Franklin staff roll out annexation cost-analysis tool to quantify long-term costs of growth
Get AI-powered insights, summaries, and transcripts
SubscribeSummary
City staff presented an "Annexation Cost Analysis Calculator" (ACAC) to the Board of Mayor and Aldermen to estimate one-time and recurring fiscal impacts of proposed annexations and large developments; aldermen praised the tool but asked for integration with school impact data and broader public review.
City of Franklin staff presented a new Annexation Cost Analysis Calculator, or ACAC, on Oct. 20 to give elected officials standardized cost and revenue estimates for proposed annexations and major developments.
The tool, led by Michael Walters Young, the city’s chief budget performance officer, produces a project summary, recurring and one-time cost estimates, and implementation assumptions. "The detailed spreadsheet is designed to assist you and us determine how much growth will cost," Walters Young told the Board of Mayor and Aldermen, adding that the tool produces conservative tax estimates and quantifies recurring maintenance and personnel costs.
Why it matters: aldermen said the ACAC could reduce surprises that follow development approvals by summarizing recurring costs (roads, public safety, sanitation, water and sewer operations) and one-time revenues (impact fees, permit fees) in one place. Several aldermen asked staff to integrate school impact data and to make a simplified public-facing version available on the city website.

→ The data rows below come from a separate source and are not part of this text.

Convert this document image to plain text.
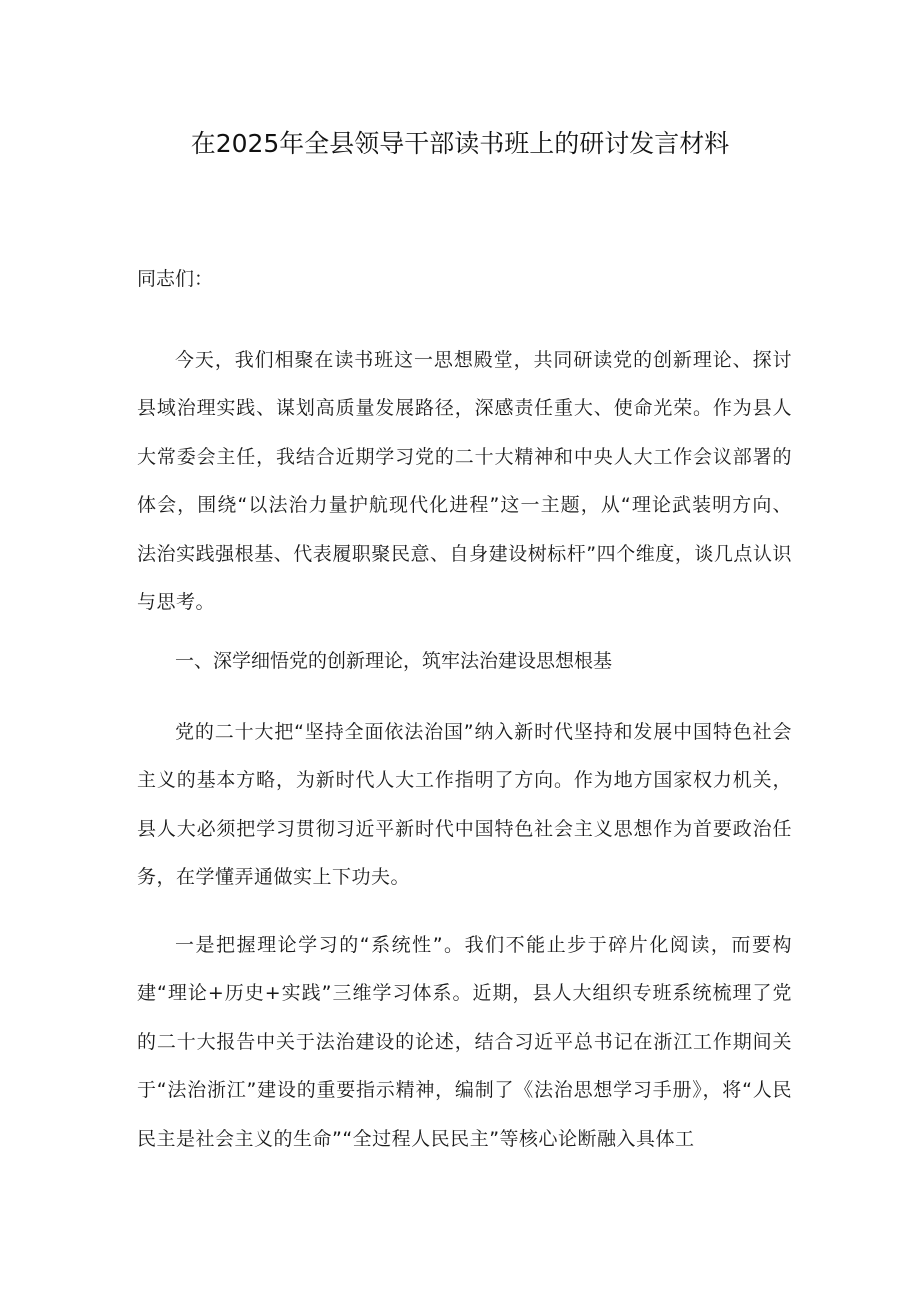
在2025年全县领导干部读书班上的研讨发言材料

同志们：

今天，我们相聚在读书班这一思想殿堂，共同研读党的创新理论、探讨县域治理实践、谋划高质量发展路径，深感责任重大、使命光荣。作为县人大常委会主任，我结合近期学习党的二十大精神和中央人大工作会议部署的体会，围绕“以法治力量护航现代化进程”这一主题，从“理论武装明方向、法治实践强根基、代表履职聚民意、自身建设树标杆”四个维度，谈几点认识与思考。

一、深学细悟党的创新理论，筑牢法治建设思想根基

党的二十大把“坚持全面依法治国”纳入新时代坚持和发展中国特色社会主义的基本方略，为新时代人大工作指明了方向。作为地方国家权力机关，县人大必须把学习贯彻习近平新时代中国特色社会主义思想作为首要政治任务，在学懂弄通做实上下功夫。

一是把握理论学习的“系统性”。我们不能止步于碎片化阅读，而要构建“理论+历史+实践”三维学习体系。近期，县人大组织专班系统梳理了党的二十大报告中关于法治建设的论述，结合习近平总书记在浙江工作期间关于“法治浙江”建设的重要指示精神，编制了《法治思想学习手册》，将“人民民主是社会主义的生命”“全过程人民民主”等核心论断融入具体工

How it works: the spreadsheet estimates recurring revenues (property, sales, state-shared sales taxes) and recurring costs (maintenance, personnel, utilities) and one-time items such as road impact and parkland dedications. Walters Young said the calculator produces a full-buildout estimate and that accuracy depends on the level of detail provided early by developers.
Discussion highlights: aldermen and staff repeatedly raised three themes: (1) integration with county school impact fees and school-capacity estimates, (2) how to treat utilities and water/sewer capacity when the water management enterprise is separate from the general fund, and (3) public transparency on assumptions and inputs. Alderman Matt Baggett suggested the tool be shared with Williamson County and the school district for a “gut check” on educational impacts; Walters Young agreed to pursue integration with county school impact processes.
Several aldermen asked staff to show trends from quarterly development reports alongside ACAC outputs so officials and the public can compare current permit activity with prior years. Staff said that information is available and will be highlighted in future quarterly reports.
Staff emphasized limitations: the ACAC represents estimates that can change as projects are refined and noted that some funds—stormwater in particular—may show deficits depending on the proposal. Walters Young and planning staff said the tool should be refined and incorporated into the plan-of-services process and used as one input in policy decisions rather than a single “go/no-go” box.
Next steps: staff asked the board for feedback and permission to continue refining the calculator, to standardize developer data requests, and to present public-facing and stakeholder workshops to review assumptions. The city said it will continue integrating the tool into annexation analyses and infill evaluations and return with refinements based on board input.
Ending: Board members welcomed the tool as a step toward more data-driven decision-making, while cautioning that assumptions, especially for public safety staffing, school impacts and long-term maintenance, must be transparent and periodically reviewed.